Fort Lauderdale-Hollywood International Airport reported 10 canceled flights, six of them to and from Haiti. Miami International Airport was showing five cancellations Saturday afternoon to or from areas affected by the storm.
A slew of attractions announced that they would close for all or part of Saturday and all day Sunday, including: Jungle Island, Zoo Miami, Miami Seaquarium, Vizcaya Museum and Gardens, HistoryMiami and Miami Art Museum.
Friday, workers at Zoo Miami were trimming trees and checking shutters, and employees at Miami Seaquarium were under instruction to get ready to kick hurricane plans into gear. At Vizcaya Museum and Gardens, staffers covered historic stained glass doors with a screen system that the museum adopted after Hurricane Wilma.
“Because we went through Andrew...and we suffered quite a bit of damage from Hurricane Wilma, I can tell you that we take it very seriously,” said marketing director Holly Blount.
The Florida Keys, under a hurricane warning, urged tourists to leave if they had a way to do so by Saturday night. Conditions were expected to worsen by early Sunday morning.
Some visitors to the Florida Keys tried to pack in some last minute fun Friday before leaving Saturday to try to avoid the storm.
At the Holiday Isle Raw Bar in Islamorada, honeymooners Brian and Erin Moore from Las Vegas were having a beer while watching Jet Skis roar past. They said they were changing their plans slightly due to the storm, taking a side trip to Miami for the weekend before driving down to Key West.
“We aren’t really scared, but we wanted to try to avoid the rain,” said Erin Moore, who now will be spending Saturday night on South Beach instead of Duval Street.
In Miami-Dade and Broward, visitors bureaus prepared to set up in county emergency operations centers and help hotels in evacuation zones find places inland where they could send guests if necessary.
Broward tourism chief Nicki Grossman said about 8,300 people who are booked in hotels for meetings or sporting events would need to be moved in case an evacuation were ordered. Most often, she said, tourists go home early rather than move to safer hotels or shelters.
No sporting events, meetings or trade shows had canceled the plans in Broward as of Friday.
“People are very sophisticated now about how they watch hurricanes and storms,” Grossman said. “Just like we do, they wait until they have to make a decision.”
There were no reported cancellations from groups booked for events in Miami-Dade hotels either — though the storm’s early uncertainty provided some moments of panic.

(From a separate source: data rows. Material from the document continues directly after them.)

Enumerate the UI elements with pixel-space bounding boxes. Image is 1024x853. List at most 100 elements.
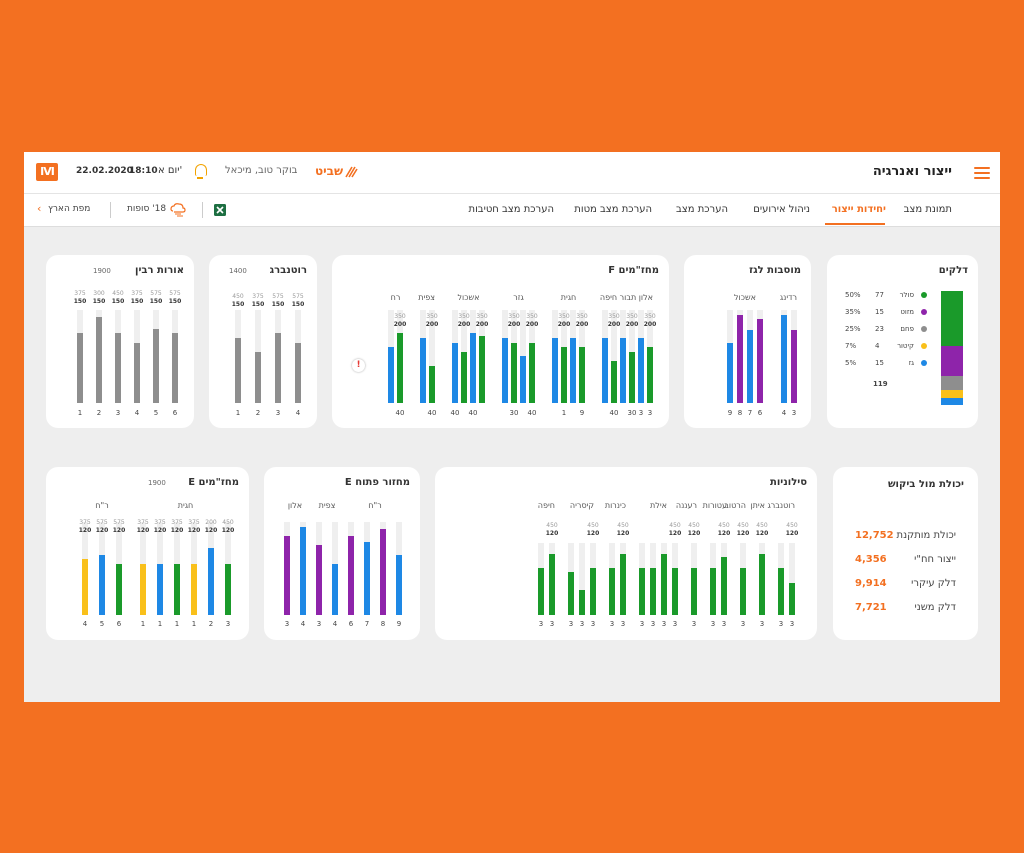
bar-fill[interactable] (429, 366, 435, 403)
day-text: יום א' (158, 165, 183, 176)
bar-fill[interactable] (579, 590, 585, 615)
bar-fill[interactable] (661, 554, 667, 615)
bar-top-label: 450 120 (684, 522, 704, 538)
station-label: צפית (418, 293, 435, 302)
bar-fill[interactable] (99, 555, 105, 615)
bar-fill[interactable] (140, 564, 146, 615)
bar-fill[interactable] (380, 529, 386, 615)
bar-fill[interactable] (388, 347, 394, 403)
bar-fill[interactable] (157, 564, 163, 615)
bar-fill[interactable] (116, 564, 122, 615)
bar-fill[interactable] (284, 536, 290, 615)
bar-fill[interactable] (650, 568, 656, 615)
active-tab-indicator (825, 223, 885, 225)
bar-fill[interactable] (82, 559, 88, 615)
bar-fill[interactable] (620, 338, 626, 403)
bar-fill[interactable] (757, 319, 763, 403)
bar-fill[interactable] (300, 527, 306, 615)
bar-fill[interactable] (791, 330, 797, 403)
tab-event-management[interactable]: ניהול אירועים (753, 204, 810, 215)
bar-fill[interactable] (191, 564, 197, 615)
bar-fill[interactable] (348, 536, 354, 615)
bar-fill[interactable] (721, 557, 727, 615)
bar-fill[interactable] (452, 343, 458, 403)
tab-division-assessment[interactable]: הערכת מצב חטיבות (468, 204, 555, 215)
excel-icon[interactable] (214, 204, 226, 216)
bar-fill[interactable] (579, 347, 585, 403)
chevron-left-icon[interactable]: ‹ (37, 202, 42, 215)
bar-current-value: 150 (271, 301, 285, 308)
bar-fill[interactable] (538, 568, 544, 615)
bar-fill[interactable] (115, 333, 121, 403)
bar-fill[interactable] (275, 333, 281, 403)
bar-fill[interactable] (520, 356, 526, 403)
bell-icon[interactable] (195, 164, 207, 179)
bar-fill[interactable] (568, 572, 574, 615)
bar-track (479, 310, 485, 403)
bar-fill[interactable] (647, 347, 653, 403)
bar-fill[interactable] (479, 336, 485, 403)
bar-fill[interactable] (727, 343, 733, 403)
tab-situation-assessment[interactable]: הערכת מצב (676, 204, 728, 215)
bar-fill[interactable] (511, 343, 517, 403)
bar-fill[interactable] (420, 338, 426, 403)
bar-fill[interactable] (208, 548, 214, 615)
bar-fill[interactable] (316, 545, 322, 615)
bar-max-value: 575 (113, 519, 125, 526)
bar-fill[interactable] (747, 330, 753, 403)
bar-max-value: 375 (137, 519, 149, 526)
bar-max-value: 450 (756, 522, 768, 529)
bar-fill[interactable] (295, 343, 301, 403)
storms-indicator[interactable]: 18' סופות (127, 204, 167, 214)
bar-fill[interactable] (710, 568, 716, 615)
bar-fill[interactable] (77, 333, 83, 403)
bar-fill[interactable] (629, 352, 635, 403)
bar-fill[interactable] (691, 568, 697, 615)
bar-fill[interactable] (781, 315, 787, 403)
bar-fill[interactable] (561, 347, 567, 403)
bar-fill[interactable] (789, 583, 795, 615)
bar-fill[interactable] (759, 554, 765, 615)
bar-fill[interactable] (549, 554, 555, 615)
bar-unit-number: 2 (255, 409, 261, 417)
bar-fill[interactable] (470, 333, 476, 403)
bar-unit-number: 1 (140, 620, 146, 628)
bar-fill[interactable] (172, 333, 178, 403)
bar-fill[interactable] (235, 338, 241, 403)
tab-production-units[interactable]: יחידות ייצור (831, 204, 886, 215)
bar-fill[interactable] (255, 352, 261, 403)
bar-fill[interactable] (225, 564, 231, 615)
bar-fill[interactable] (153, 329, 159, 403)
bar-fill[interactable] (620, 554, 626, 615)
bar-fill[interactable] (778, 568, 784, 615)
bar-fill[interactable] (502, 338, 508, 403)
legend-percent: 25% (845, 325, 861, 333)
tab-overview[interactable]: תמונת מצב (903, 204, 952, 215)
bar-fill[interactable] (609, 568, 615, 615)
bar-current-value: 120 (687, 530, 701, 537)
bar-fill[interactable] (461, 352, 467, 403)
bar-fill[interactable] (570, 338, 576, 403)
bar-fill[interactable] (332, 564, 338, 615)
bar-fill[interactable] (672, 568, 678, 615)
warning-icon[interactable]: ! (352, 359, 365, 372)
bar-fill[interactable] (96, 317, 102, 403)
tab-staff-assessment[interactable]: הערכת מצב מטות (574, 204, 652, 215)
bar-fill[interactable] (602, 338, 608, 403)
menu-icon[interactable] (974, 167, 990, 179)
bar-fill[interactable] (611, 361, 617, 403)
bar-fill[interactable] (590, 568, 596, 615)
bar-fill[interactable] (364, 542, 370, 615)
bar-fill[interactable] (638, 338, 644, 403)
bar-fill[interactable] (134, 343, 140, 403)
bar-unit-number: 3 (568, 620, 574, 628)
bar-fill[interactable] (740, 568, 746, 615)
country-map-link[interactable]: מפת הארץ (48, 204, 91, 214)
bar-fill[interactable] (396, 555, 402, 615)
bar-fill[interactable] (639, 568, 645, 615)
bar-fill[interactable] (529, 343, 535, 403)
bar-fill[interactable] (737, 315, 743, 403)
bar-fill[interactable] (174, 564, 180, 615)
bar-fill[interactable] (552, 338, 558, 403)
bar-fill[interactable] (397, 333, 403, 403)
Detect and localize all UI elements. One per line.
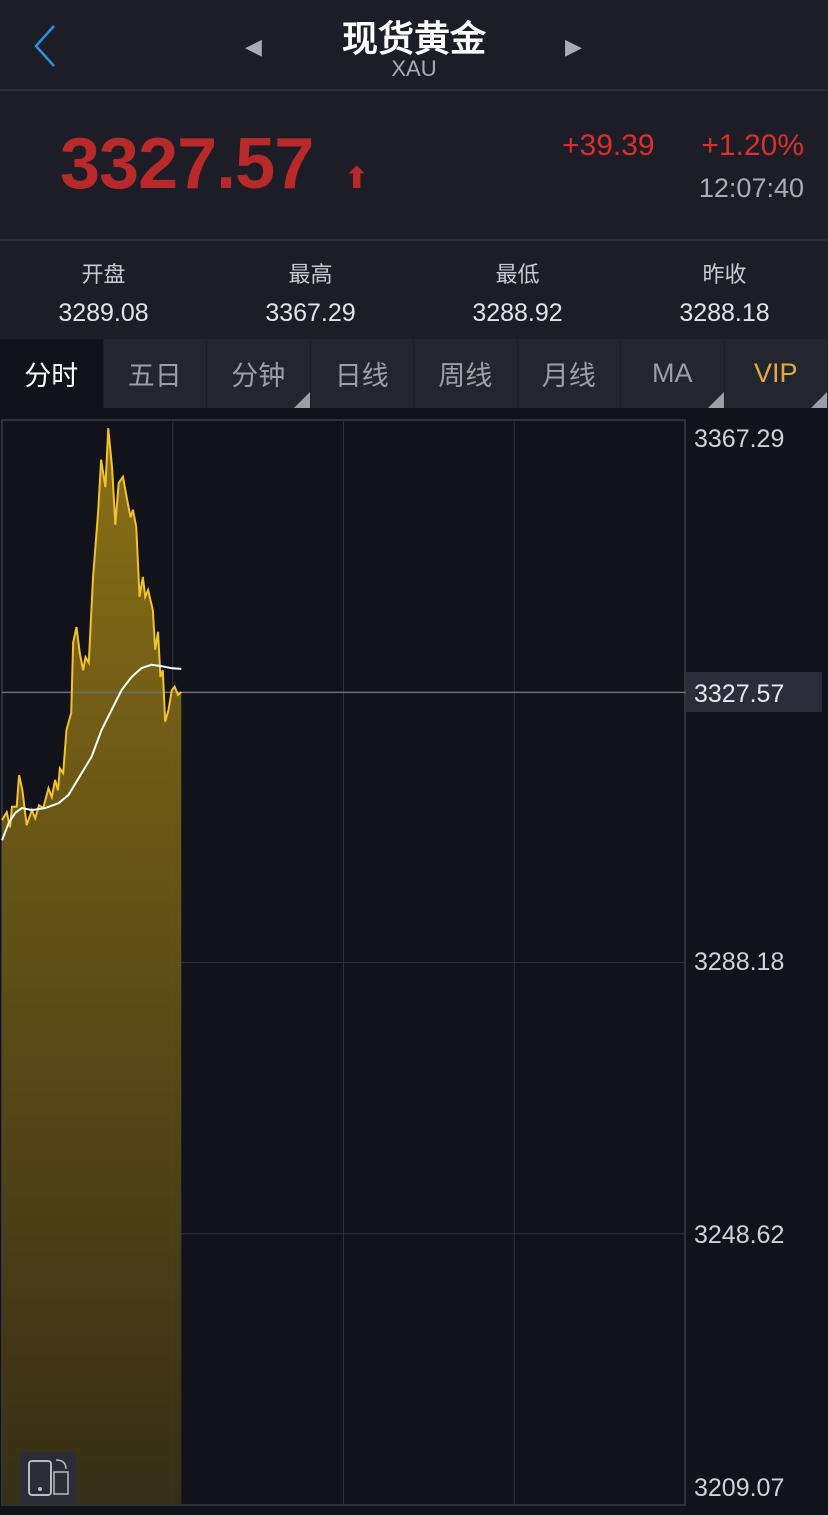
average-price-line bbox=[1, 663, 182, 841]
arrow-up-icon: ⬆ bbox=[344, 162, 370, 195]
quote-time: 12:07:40 bbox=[698, 173, 804, 203]
stats-row: 开盘 3289.08 最高 3367.29 最低 3288.92 昨收 3288.18 bbox=[0, 243, 828, 338]
current-price: 3327.57 bbox=[60, 124, 314, 204]
current-price-marker: 3327.57 bbox=[686, 672, 822, 712]
stat-label: 昨收 bbox=[702, 262, 747, 287]
tab-label: VIP bbox=[753, 358, 798, 388]
price-area bbox=[2, 428, 182, 1506]
price-change-pct: +1.20% bbox=[701, 129, 804, 162]
stat-open: 开盘 3289.08 bbox=[0, 243, 207, 338]
y-tick-label: 3248.62 bbox=[694, 1221, 785, 1249]
triangle-right-icon[interactable]: ▶ bbox=[565, 34, 582, 59]
tab-label: 分钟 bbox=[231, 361, 286, 391]
price-line bbox=[1, 428, 182, 828]
stat-value: 3367.29 bbox=[265, 299, 356, 327]
rotate-screen-button[interactable] bbox=[20, 1452, 76, 1504]
stat-high: 最高 3367.29 bbox=[207, 243, 414, 338]
nav-header: ◀ ▶ 现货黄金 XAU bbox=[0, 0, 828, 91]
symbol-code: XAU bbox=[391, 56, 437, 81]
tab-weekly[interactable]: 周线 bbox=[414, 339, 518, 408]
stat-label: 开盘 bbox=[81, 262, 126, 287]
dropdown-corner-icon bbox=[707, 392, 724, 408]
stat-label: 最低 bbox=[495, 262, 540, 287]
price-change: +39.39 bbox=[562, 129, 655, 162]
tab-label: MA bbox=[652, 358, 693, 388]
chevron-left-icon[interactable] bbox=[30, 24, 60, 68]
stat-prev-close: 昨收 3288.18 bbox=[621, 243, 828, 338]
rotate-screen-icon bbox=[28, 1459, 69, 1496]
stat-value: 3289.08 bbox=[58, 299, 149, 327]
tab-ma[interactable]: MA bbox=[621, 339, 725, 408]
chart-tabs: 分时 五日 分钟 日线 周线 月线 MA VIP bbox=[0, 339, 828, 408]
stat-value: 3288.92 bbox=[472, 299, 563, 327]
tab-daily[interactable]: 日线 bbox=[311, 339, 414, 408]
stat-value: 3288.18 bbox=[679, 299, 770, 327]
tab-monthly[interactable]: 月线 bbox=[518, 339, 621, 408]
dropdown-corner-icon bbox=[811, 392, 827, 408]
y-tick-label: 3367.29 bbox=[694, 425, 785, 453]
page-title: 现货黄金 bbox=[341, 18, 486, 59]
y-tick-label: 3209.07 bbox=[694, 1474, 785, 1502]
stat-label: 最高 bbox=[288, 262, 333, 287]
tab-intraday[interactable]: 分时 bbox=[0, 339, 104, 408]
quote-panel: 3327.57 ⬆ +39.39 +1.20% 12:07:40 bbox=[0, 93, 828, 241]
tab-minute[interactable]: 分钟 bbox=[207, 339, 311, 408]
tab-five-day[interactable]: 五日 bbox=[104, 339, 207, 408]
triangle-left-icon[interactable]: ◀ bbox=[245, 34, 262, 59]
dropdown-corner-icon bbox=[293, 392, 310, 408]
stat-low: 最低 3288.92 bbox=[414, 243, 621, 338]
y-tick-label: 3288.18 bbox=[694, 948, 785, 976]
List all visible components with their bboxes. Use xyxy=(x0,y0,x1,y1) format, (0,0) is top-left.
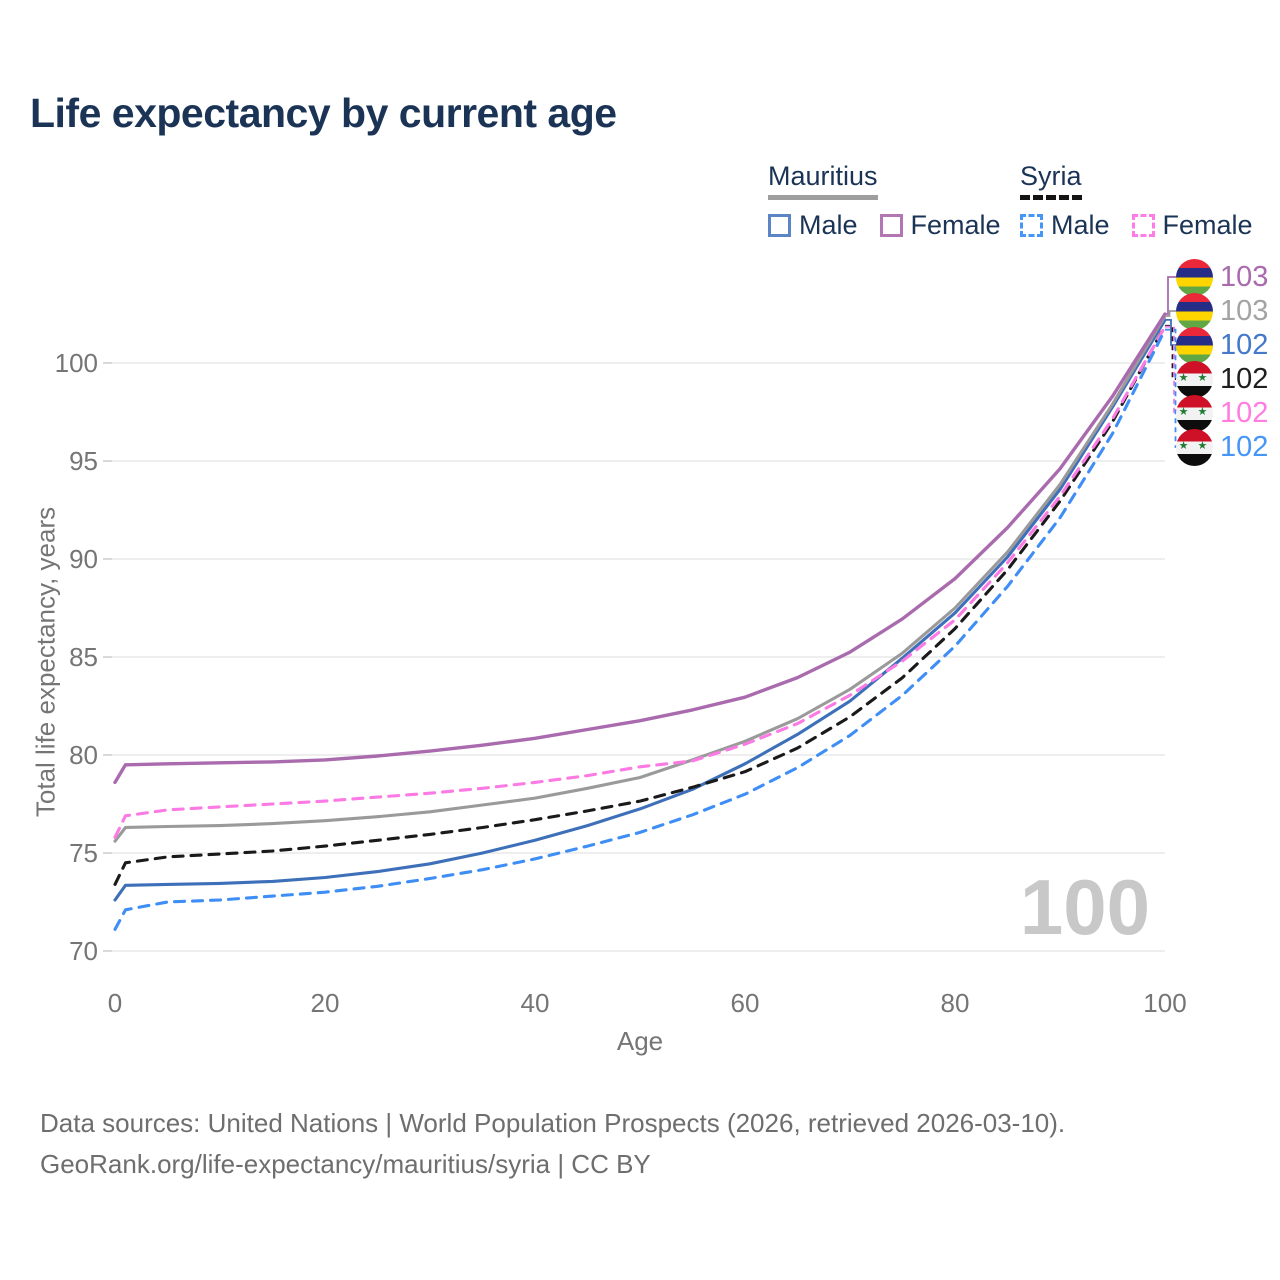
legend-country-label: Syria xyxy=(1020,161,1082,200)
end-label-connector xyxy=(1165,324,1206,380)
series-end-value: 103 xyxy=(1220,261,1269,293)
series-line-mauritius-total[interactable] xyxy=(113,314,1167,843)
legend-group-syria: Syria Male Female xyxy=(1020,161,1253,241)
x-axis-title: Age xyxy=(616,1026,664,1056)
legend-item-mauritius-female[interactable]: Female xyxy=(879,209,1001,241)
legend-item-label: Male xyxy=(1051,209,1110,240)
x-tick-label: 40 xyxy=(520,988,550,1018)
y-tick-label: 70 xyxy=(69,936,98,966)
legend-swatch xyxy=(1131,213,1155,237)
series-line-syria-female[interactable] xyxy=(113,325,1167,839)
chart-title: Life expectancy by current age xyxy=(30,90,617,136)
legend-item-syria-female[interactable]: Female xyxy=(1131,209,1253,241)
series-end-value: 102 xyxy=(1220,363,1269,395)
mauritius-flag-icon xyxy=(1176,326,1213,364)
y-tick-label: 80 xyxy=(69,740,98,770)
y-tick-label: 100 xyxy=(54,348,98,378)
y-tick-label: 75 xyxy=(69,838,98,868)
series-line-syria-male[interactable] xyxy=(113,328,1167,931)
series-end-value: 102 xyxy=(1220,431,1269,463)
syria-flag-stars: ★ ★ xyxy=(1178,406,1211,419)
legend-item-label: Female xyxy=(1162,209,1253,240)
series-end-value: 103 xyxy=(1220,295,1269,327)
x-tick-label: 0 xyxy=(107,988,123,1018)
syria-flag-stars: ★ ★ xyxy=(1178,440,1211,453)
y-tick-label: 95 xyxy=(69,446,98,476)
series-end-value: 102 xyxy=(1220,329,1269,361)
series-line-syria-total[interactable] xyxy=(113,324,1167,886)
mauritius-flag-icon xyxy=(1176,258,1213,296)
legend-group-mauritius: Mauritius Male Female xyxy=(768,161,1001,241)
syria-flag-icon: ★ ★ xyxy=(1176,428,1213,466)
syria-flag-icon: ★ ★ xyxy=(1176,360,1213,398)
legend-swatch xyxy=(768,213,791,237)
syria-flag-icon: ★ ★ xyxy=(1176,394,1213,432)
x-tick-label: 80 xyxy=(940,988,970,1018)
legend-swatch xyxy=(879,213,903,237)
mauritius-flag-icon xyxy=(1176,292,1213,330)
series-end-value: 102 xyxy=(1220,397,1269,429)
series-line-mauritius-male[interactable] xyxy=(113,318,1167,902)
x-tick-label: 60 xyxy=(730,988,760,1018)
legend-country-label: Mauritius xyxy=(768,161,878,200)
y-tick-label: 90 xyxy=(69,544,98,574)
series-line-mauritius-female[interactable] xyxy=(113,312,1167,785)
x-tick-label: 100 xyxy=(1143,988,1187,1018)
syria-flag-stars: ★ ★ xyxy=(1178,372,1211,385)
legend-item-label: Female xyxy=(910,209,1001,240)
legend-item-syria-male[interactable]: Male xyxy=(1020,210,1110,241)
age-counter-watermark: 100 xyxy=(1019,863,1150,951)
y-axis-title: Total life expectancy, years xyxy=(30,506,61,818)
legend-item-label: Male xyxy=(799,209,858,240)
y-tick-label: 85 xyxy=(69,642,98,672)
legend-item-mauritius-male[interactable]: Male xyxy=(768,210,858,241)
legend-swatch xyxy=(1020,213,1043,237)
data-source-line: Data sources: United Nations | World Pop… xyxy=(40,1108,1066,1138)
x-tick-label: 20 xyxy=(310,988,340,1018)
attribution-line: GeoRank.org/life-expectancy/mauritius/sy… xyxy=(40,1149,651,1179)
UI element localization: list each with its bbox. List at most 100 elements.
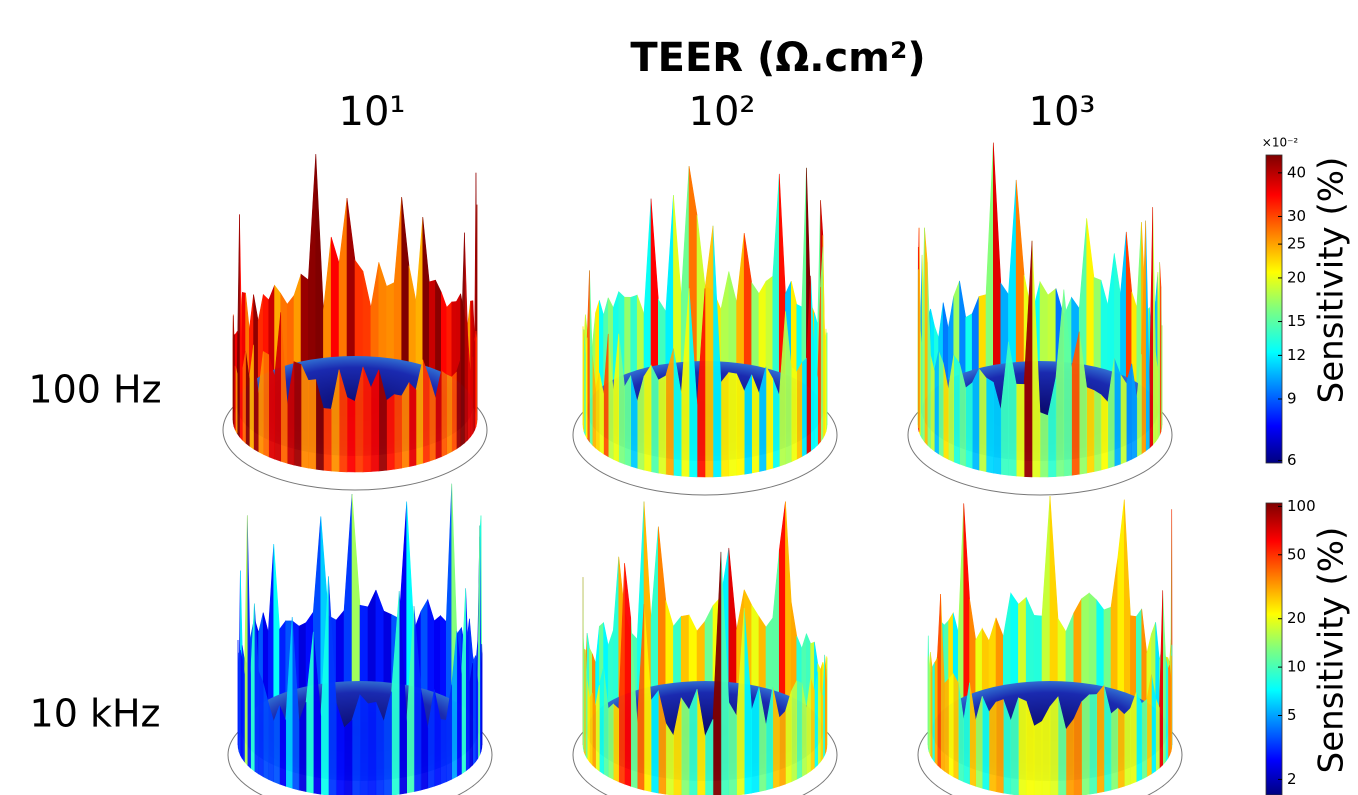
front-wall: [409, 383, 416, 467]
front-wall: [766, 367, 773, 470]
column-label: 10¹: [339, 89, 406, 135]
front-wall: [1094, 390, 1101, 471]
front-wall: [949, 674, 954, 777]
colorbar-multiplier: ×10⁻²: [1262, 136, 1299, 150]
back-wall: [1018, 597, 1026, 694]
back-wall: [1040, 282, 1048, 373]
back-wall: [416, 217, 423, 377]
back-wall: [1120, 232, 1126, 388]
front-wall: [966, 383, 972, 468]
front-wall: [1066, 719, 1074, 795]
front-wall: [1111, 708, 1118, 790]
front-wall: [802, 358, 807, 456]
front-wall: [1040, 413, 1048, 477]
back-wall: [1124, 500, 1130, 706]
back-wall: [368, 590, 376, 693]
front-wall: [797, 681, 802, 780]
front-wall: [954, 355, 960, 464]
front-wall: [592, 693, 595, 768]
front-wall: [402, 383, 409, 468]
front-wall: [797, 363, 802, 459]
colorbar-tick-label: 50: [1287, 545, 1306, 563]
front-wall: [705, 226, 713, 477]
figure-title: TEER (Ω.cm²): [630, 35, 925, 81]
front-wall: [387, 395, 395, 471]
front-wall: [1089, 694, 1096, 794]
front-wall: [1124, 708, 1130, 786]
colorbar-tick-label: 20: [1287, 268, 1306, 286]
front-wall: [247, 515, 250, 768]
front-wall: [1156, 699, 1160, 771]
front-wall: [1042, 707, 1050, 795]
back-wall: [1104, 607, 1111, 700]
back-wall: [428, 600, 434, 704]
back-wall: [323, 237, 331, 370]
back-wall: [644, 199, 651, 380]
back-wall: [1042, 496, 1050, 693]
front-wall: [1034, 721, 1042, 795]
back-wall: [429, 280, 435, 381]
front-wall: [347, 397, 355, 472]
front-wall: [924, 228, 927, 445]
back-wall: [339, 198, 347, 368]
back-wall: [394, 197, 401, 372]
back-wall: [737, 233, 745, 376]
row-label: 100 Hz: [28, 368, 161, 412]
back-wall: [347, 198, 355, 368]
front-wall: [441, 371, 446, 457]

Marina Pavlov, president and CEO of the Miami Lakes-based Florida Association of Nonprofit Organizations, said the group has taken part in many phone calls about its annual conference, which starts late Sunday with a training session at the Deauville Beach Resort in Miami Beach. Pavlov was hoping the main event, which starts Monday, would draw as many as 200 people from South Florida and elsewhere in the state.
“It will be raining,” she said. But the conference will go on, Pavlov said. She’s making sure the association’s website carries that message — and says some portions will be available online for people who can’t make it. If the storm were to take an unexpected turn to hit Miami-Dade, she said the event would be rescheduled.
The group has been discussing the possibility of a hurricane since the beginning of the year, when the organization decided to book in late August during a period when storms can be busy.
“We’re trying to do everything with less costs; that’s one of the things that nonprofits do,” she said. “Offseason, it’s easier to negotiate.”
The Greater Miami Convention & Visitors Bureau has been participating in updates at the county’s EOC and said the drill, by now, is down pat.
“Always good to have a little practice,” said William Talbert III, the bureau’s president and CEO.